The army wants to read in the brains of its soldiers...

in #military7 years ago

The army wants to read in the brains of its soldiers...

By constantly analyzing the brain activity of each soldier, the U. S. Army hopes to obtain a more accurate picture of the battlefields and a better estimate of the state of its troops.

This strange innovation could also have civil applications...
Darpa's Defense Advanced Research Projects Agency (AugCog), the U. S. Army's research and development agency, has commissioned eleven academic and industrial partners to expand the ability of individuals to process information.

Last November, we learned about the Honeywell Image Triage System (HITS) project.

Its objective:
multiply the speed of image processing by six times faster by military analysts using sensors that assess soldiers' brain activity to identify the most interesting areas in the images.

The system, which combines an electrocardiogram, encephalogram and brain-computer interface, can also provide a wireless visual representation of soldiers' capabilities to command: health, physical and emotional condition, environmental conditions, fatigue, distraction, information overload, etc.
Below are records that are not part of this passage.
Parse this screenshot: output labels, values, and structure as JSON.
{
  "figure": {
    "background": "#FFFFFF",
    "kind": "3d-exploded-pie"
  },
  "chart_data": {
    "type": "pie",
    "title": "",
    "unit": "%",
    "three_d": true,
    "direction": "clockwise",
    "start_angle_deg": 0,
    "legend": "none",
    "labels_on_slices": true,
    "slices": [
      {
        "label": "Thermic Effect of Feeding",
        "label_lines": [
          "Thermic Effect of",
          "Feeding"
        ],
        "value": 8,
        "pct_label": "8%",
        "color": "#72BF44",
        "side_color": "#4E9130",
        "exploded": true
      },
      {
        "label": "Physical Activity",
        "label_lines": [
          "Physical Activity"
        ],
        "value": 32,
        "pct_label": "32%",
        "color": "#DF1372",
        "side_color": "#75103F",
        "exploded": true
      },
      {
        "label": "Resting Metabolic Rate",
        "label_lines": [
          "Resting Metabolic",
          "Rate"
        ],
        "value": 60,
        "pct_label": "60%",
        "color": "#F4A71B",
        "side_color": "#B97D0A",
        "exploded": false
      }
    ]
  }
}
The system can also be used wirelessly to provide commanders with a visual representation of soldiers' capabilities.

Too much information for a soldier?
The objective is to adjust the information sent to it according to these capabilities, and to determine which signals (audio, visual, tactile) it integrates the fastest, and at best.

But AugCog also aims to enable officers to select those who are physically and mentally fit, those who can gather even more information and stress, and identify those who need to be removed or repatriated.

The problem,"says one of the project's participants," is that soldiers are already under a lot of stress when they're in combat, and it's not going to get any better when we bombard them with information about enemy positions, weather, weapons systems and mission plans.

Honeywell likes to point out that it has long experience in human factor assessment, and that its innovations could also be used for medical or spatial applications, among other commercial activities.
It's hard to imagine what this would mean in terms of school exams, job interviews, employee performance measurement or the fight against unemployment?